Making its U.S. debut, the exhibition “Mass Support: Flexibility and Resident Agency in Housing” opens at the Bernard and Anne Spitzer School of Architecture at The City College of New York, on Tuesday, March 21 with a reception at 6 p.m. in the Atrium Gallery. The exhibition which runs through Sunday, May 7, is a joint presentation by the Spitzer School, The Architectural League of New York, and the Curatorial Research Collective of the TU/e, with support from the Dutch Culture USA program of the Consulate-General of the Netherlands, New York, and is the first in-person show at Spitzer since 2018.
“Mass Support” explores the legacy and contemporary relevance of the Stichting Architecten Research (SAR), a Dutch architectural think tank active between 1964 and 1990 that proposed a radical way of thinking about mass housing, one that fused the efficiency of industrial construction with the flexibility of user customization.

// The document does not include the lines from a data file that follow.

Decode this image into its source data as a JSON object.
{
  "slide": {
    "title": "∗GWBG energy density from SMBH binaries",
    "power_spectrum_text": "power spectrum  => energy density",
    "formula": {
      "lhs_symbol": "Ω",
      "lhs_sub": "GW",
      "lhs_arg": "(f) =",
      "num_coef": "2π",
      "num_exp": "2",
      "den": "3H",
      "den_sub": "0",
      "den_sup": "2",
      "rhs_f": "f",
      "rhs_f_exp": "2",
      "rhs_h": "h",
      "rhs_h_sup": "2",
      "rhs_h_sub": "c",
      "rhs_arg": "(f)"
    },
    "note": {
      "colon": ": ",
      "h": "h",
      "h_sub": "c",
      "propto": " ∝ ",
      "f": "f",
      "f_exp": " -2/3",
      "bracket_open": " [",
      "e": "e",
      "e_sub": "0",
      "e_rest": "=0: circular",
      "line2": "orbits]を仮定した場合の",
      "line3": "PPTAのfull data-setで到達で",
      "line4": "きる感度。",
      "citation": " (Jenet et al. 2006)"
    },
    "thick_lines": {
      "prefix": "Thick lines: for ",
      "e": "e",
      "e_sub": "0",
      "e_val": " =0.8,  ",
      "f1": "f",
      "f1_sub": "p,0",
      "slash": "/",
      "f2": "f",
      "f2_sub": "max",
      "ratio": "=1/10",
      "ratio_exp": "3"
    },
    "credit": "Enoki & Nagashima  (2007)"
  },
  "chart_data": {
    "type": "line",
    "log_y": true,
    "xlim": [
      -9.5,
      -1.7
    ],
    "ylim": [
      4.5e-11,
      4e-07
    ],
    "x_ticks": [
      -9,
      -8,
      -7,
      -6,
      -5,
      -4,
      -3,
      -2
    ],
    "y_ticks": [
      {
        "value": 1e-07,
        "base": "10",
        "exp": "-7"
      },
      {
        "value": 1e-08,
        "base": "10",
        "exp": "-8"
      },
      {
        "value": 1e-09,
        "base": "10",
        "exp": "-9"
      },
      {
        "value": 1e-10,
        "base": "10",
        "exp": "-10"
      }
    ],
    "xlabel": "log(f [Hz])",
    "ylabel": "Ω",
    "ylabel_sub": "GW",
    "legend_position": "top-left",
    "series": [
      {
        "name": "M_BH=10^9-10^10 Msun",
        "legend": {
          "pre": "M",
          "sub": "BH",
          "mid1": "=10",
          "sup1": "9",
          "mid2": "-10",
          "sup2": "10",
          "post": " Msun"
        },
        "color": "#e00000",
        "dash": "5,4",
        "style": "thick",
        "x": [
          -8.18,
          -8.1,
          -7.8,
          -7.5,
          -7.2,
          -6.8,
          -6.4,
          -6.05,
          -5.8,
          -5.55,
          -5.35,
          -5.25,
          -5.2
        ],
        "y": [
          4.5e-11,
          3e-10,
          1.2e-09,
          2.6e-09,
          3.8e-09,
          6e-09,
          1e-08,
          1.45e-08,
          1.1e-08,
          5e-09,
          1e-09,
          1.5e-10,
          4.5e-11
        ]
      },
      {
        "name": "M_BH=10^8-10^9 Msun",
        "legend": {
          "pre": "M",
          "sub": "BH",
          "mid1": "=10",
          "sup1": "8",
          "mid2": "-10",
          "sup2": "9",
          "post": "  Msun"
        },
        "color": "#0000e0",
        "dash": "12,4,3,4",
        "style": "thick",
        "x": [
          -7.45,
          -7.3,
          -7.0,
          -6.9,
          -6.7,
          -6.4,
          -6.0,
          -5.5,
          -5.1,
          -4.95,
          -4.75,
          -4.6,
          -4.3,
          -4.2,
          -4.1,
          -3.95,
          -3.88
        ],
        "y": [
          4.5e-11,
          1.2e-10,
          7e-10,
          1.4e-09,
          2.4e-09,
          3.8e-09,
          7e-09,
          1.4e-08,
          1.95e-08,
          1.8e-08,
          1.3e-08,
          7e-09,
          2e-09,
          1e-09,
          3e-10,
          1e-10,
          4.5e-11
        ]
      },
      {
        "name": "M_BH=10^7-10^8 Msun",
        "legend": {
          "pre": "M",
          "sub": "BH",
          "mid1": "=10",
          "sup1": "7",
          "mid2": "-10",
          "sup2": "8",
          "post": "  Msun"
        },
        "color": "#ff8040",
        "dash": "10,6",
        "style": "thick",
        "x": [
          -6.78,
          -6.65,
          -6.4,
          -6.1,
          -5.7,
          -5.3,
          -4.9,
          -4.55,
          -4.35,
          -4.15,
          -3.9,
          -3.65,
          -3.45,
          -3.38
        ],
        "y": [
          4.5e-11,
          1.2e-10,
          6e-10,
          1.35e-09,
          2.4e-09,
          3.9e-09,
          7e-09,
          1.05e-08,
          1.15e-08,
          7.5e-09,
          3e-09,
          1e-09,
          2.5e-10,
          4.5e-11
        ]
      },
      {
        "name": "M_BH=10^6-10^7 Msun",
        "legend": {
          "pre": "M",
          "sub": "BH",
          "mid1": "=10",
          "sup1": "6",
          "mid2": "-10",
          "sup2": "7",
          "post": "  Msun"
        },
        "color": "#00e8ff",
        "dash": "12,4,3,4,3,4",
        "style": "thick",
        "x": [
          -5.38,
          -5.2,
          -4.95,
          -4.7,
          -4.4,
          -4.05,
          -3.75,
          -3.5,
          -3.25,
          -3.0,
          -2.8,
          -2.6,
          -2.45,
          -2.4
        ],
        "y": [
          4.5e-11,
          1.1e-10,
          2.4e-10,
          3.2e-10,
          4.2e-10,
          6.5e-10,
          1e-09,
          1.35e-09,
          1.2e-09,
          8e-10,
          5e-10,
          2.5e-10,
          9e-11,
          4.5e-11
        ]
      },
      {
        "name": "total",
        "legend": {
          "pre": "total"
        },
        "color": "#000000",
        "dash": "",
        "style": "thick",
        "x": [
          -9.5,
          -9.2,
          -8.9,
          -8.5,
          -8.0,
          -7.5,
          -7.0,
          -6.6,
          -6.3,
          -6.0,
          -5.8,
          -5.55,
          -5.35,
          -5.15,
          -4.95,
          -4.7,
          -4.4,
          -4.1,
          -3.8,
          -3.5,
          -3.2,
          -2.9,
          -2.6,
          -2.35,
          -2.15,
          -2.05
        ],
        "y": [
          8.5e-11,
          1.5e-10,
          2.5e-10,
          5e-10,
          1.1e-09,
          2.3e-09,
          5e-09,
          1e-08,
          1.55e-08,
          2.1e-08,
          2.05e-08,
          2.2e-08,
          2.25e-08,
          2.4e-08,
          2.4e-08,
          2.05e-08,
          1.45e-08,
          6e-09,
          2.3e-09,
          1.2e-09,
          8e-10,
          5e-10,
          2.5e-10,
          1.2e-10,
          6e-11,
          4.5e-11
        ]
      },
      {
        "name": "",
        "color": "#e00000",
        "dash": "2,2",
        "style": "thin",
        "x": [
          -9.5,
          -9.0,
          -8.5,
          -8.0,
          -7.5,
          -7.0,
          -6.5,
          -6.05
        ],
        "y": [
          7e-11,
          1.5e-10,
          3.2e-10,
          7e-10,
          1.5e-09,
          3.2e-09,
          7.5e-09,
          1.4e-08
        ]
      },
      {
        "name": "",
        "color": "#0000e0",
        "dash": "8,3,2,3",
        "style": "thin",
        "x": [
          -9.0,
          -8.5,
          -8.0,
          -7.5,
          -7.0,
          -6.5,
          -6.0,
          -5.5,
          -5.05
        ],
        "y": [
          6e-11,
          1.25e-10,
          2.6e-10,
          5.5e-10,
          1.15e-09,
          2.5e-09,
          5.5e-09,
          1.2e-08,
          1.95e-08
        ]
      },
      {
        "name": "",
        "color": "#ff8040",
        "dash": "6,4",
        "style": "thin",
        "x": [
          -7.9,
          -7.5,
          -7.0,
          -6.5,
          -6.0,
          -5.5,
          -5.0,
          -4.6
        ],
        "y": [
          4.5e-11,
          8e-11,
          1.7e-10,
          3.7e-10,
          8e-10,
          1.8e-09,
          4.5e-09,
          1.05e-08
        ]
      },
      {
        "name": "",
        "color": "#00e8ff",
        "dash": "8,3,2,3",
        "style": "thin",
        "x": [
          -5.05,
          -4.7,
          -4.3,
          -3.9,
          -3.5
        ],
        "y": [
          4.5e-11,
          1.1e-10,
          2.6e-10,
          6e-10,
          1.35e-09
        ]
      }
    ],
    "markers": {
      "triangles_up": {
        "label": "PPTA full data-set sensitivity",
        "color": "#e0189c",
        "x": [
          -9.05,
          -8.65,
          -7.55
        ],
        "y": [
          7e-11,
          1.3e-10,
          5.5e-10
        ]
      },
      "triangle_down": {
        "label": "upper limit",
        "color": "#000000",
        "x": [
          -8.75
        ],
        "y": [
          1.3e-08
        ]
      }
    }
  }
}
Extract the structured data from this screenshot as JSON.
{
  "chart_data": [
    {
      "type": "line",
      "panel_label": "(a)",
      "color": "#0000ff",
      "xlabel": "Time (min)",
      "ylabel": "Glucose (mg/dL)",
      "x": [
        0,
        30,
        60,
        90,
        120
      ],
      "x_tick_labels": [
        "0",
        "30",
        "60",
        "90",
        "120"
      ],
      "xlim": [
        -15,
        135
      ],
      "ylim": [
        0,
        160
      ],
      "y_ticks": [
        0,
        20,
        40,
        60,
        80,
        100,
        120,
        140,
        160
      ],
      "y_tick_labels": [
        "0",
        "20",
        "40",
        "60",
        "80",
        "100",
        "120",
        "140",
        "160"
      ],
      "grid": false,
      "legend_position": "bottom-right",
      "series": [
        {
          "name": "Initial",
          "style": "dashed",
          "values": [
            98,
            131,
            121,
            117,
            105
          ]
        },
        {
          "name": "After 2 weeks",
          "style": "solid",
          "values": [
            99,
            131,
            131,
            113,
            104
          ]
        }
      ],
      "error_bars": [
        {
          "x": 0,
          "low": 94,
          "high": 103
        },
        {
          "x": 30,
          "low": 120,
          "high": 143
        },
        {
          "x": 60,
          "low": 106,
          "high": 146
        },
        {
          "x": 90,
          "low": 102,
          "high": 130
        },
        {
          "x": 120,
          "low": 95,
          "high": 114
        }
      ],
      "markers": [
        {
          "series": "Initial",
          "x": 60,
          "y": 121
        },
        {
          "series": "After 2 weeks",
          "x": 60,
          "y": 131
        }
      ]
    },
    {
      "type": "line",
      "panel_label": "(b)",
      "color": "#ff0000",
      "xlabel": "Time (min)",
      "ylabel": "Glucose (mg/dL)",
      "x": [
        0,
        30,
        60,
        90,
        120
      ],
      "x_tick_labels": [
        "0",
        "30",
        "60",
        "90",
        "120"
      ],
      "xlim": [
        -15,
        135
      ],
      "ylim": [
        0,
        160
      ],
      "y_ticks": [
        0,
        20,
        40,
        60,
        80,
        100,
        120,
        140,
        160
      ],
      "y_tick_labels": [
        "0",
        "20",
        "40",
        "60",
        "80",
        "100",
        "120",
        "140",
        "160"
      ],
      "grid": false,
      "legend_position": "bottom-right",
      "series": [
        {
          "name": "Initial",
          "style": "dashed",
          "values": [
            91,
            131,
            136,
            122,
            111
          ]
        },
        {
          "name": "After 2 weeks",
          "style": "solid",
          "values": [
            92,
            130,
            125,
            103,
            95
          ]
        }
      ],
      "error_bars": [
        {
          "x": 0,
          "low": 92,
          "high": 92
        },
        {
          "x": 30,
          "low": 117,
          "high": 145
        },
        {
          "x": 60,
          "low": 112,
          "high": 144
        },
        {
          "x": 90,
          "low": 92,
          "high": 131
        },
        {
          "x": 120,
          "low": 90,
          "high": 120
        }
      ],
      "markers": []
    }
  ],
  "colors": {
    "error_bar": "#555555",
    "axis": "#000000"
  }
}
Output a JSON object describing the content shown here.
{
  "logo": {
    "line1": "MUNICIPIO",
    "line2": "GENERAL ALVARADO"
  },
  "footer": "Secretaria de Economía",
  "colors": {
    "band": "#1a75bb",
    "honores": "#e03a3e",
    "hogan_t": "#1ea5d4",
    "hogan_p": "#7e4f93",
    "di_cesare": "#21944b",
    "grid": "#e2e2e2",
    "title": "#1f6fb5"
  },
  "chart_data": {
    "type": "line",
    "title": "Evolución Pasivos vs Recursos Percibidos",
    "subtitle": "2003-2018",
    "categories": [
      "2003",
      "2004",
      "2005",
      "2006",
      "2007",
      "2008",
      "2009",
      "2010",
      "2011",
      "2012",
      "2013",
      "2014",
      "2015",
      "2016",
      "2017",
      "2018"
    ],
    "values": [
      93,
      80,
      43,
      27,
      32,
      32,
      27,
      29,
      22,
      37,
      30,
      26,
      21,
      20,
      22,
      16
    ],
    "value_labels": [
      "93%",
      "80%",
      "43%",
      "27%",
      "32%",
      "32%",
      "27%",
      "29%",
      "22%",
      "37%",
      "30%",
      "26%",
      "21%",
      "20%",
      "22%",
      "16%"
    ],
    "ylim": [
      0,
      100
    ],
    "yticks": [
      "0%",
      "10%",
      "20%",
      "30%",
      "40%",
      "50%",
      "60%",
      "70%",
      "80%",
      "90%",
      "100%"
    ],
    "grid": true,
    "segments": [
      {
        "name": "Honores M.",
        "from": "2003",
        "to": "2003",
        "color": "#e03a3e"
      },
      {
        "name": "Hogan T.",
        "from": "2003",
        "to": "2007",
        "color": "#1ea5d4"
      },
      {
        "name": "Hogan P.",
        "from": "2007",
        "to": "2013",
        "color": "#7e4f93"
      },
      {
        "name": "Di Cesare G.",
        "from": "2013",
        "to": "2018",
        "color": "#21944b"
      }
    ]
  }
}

Initially led by Dutch architect N. John Habraken, the SAR suggested new functions for the construction industry, for households, and, crucially, for architects.
An online symposium, a companion to the exhibition, will be held Wednesday, April 26, from 10 a.m. to 4 p.m. The symposium focuses on flexibility, resident input, and modular building in contemporary architecture, exposing participants to the under-examined interface of robust community engagement and innovative construction technology. A Zoom link will be made available at ssa.ccny.cuny.edu.
According to Cassim Shepard, distinguished lecturer at the Spitzer School of Architecture, and part of the curatorial team, “Given the urgency to increase the supply of housing across the country, we need to examine how to combine innovative construction technologies with a deep commitment to responding to the needs of distinct households and communities.”
This exhibition — a new iteration of a show that premiered in the Netherlands at Eindhoven University of Technology (TU/e) in summer 2022 — charts a path forward. It highlights 10 recent projects that resonate in different ways with the legacy of the SAR’s pathbreaking work—from new models of social housing in Berlin and Barcelona to new applications of prefab construction in Beijing and Brooklyn.